I would have burst out laughing at this child were I not so troubled by the latest bit of evidence of how so many of us are, which is why the world is what it is. And being alive right now for an intelligent person who is also a good and caring person is like a nightmare. It's hard to laugh then.
And of course, the cowardice. The thing the person says while going past on the swifter means of conveyance. It's like the people in publishing. Cowards. They're quite similar to this kid in some regards.
Or the people in the Monument who say something to my back after they've been in the wrong when I'm going down the stairs and they think they won't be seeing me again. That almost always plays out the same way when I turn around, head up once more, and we pass as they descend. Their eyes drop to the ground so fast. They don't have anything to say then. And it's not like I'm saying anything. I'm just looking at them.

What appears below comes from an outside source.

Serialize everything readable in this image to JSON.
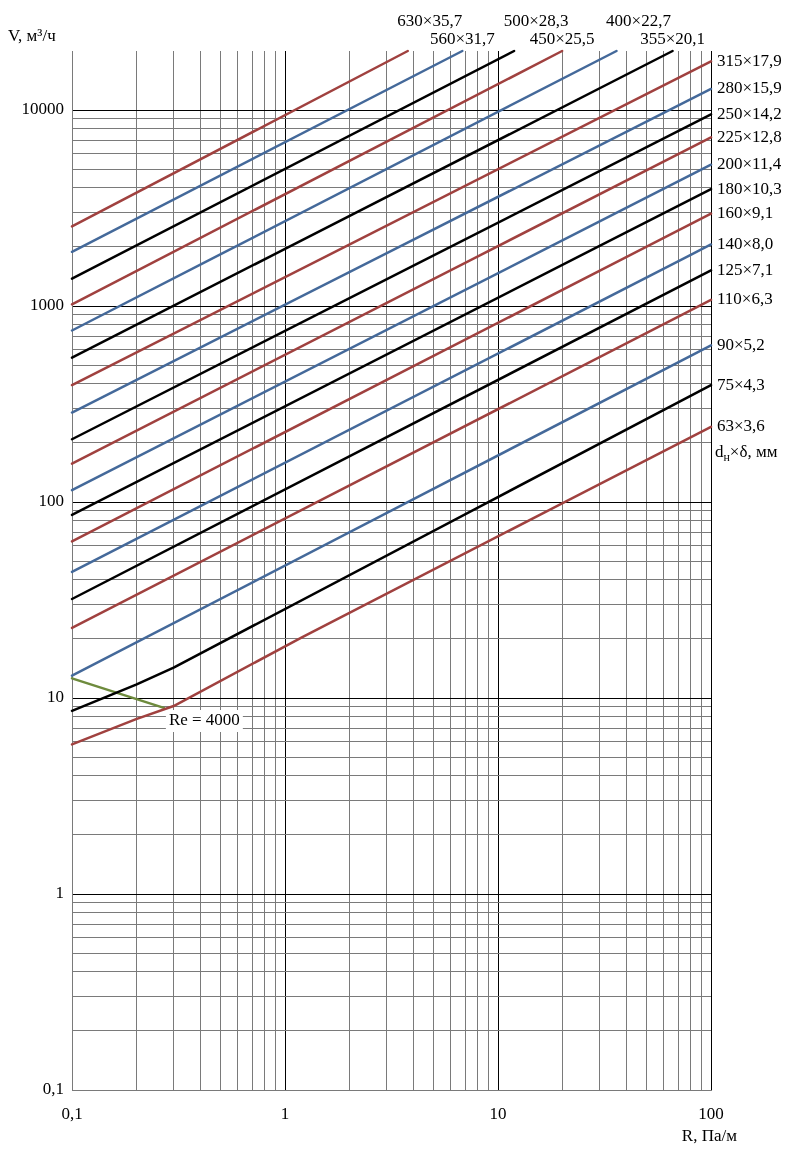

I see a boy like this and I think of all the bad things that will be a result of his life. The people he'll hurt. His lack of meaning, purpose. His anger. His fear. He won't learn anything. He won't be able to communicate. Obviously he won't be able to write anything. He won't be gentle. Won't give a child what a child needs, should he ever have a child.
I know that people often want to play devil's advocate, which speaks more to other things than it does the possibility of alternative truths. But when you're ever like this, you tend to be someone who is always like this, unless you grow. Growth takes honesty, self-awareness, courage, recognition, acceptance, and humility. These are both tools and attributes. They require mental discipline, follow through, and commitment to be put into practice.
All of which is way beyond the capacity of almost all people now, as well as way beyond the remit of their wishes. These concepts are utterly foreign to how they live and have usually lived for so long. They have no idea that such things exist, or what they're like, that they're even a theoretical option, and it would hardly ever occur to them. Then they live a life of hurting. The hurting of others, the hurting of themselves.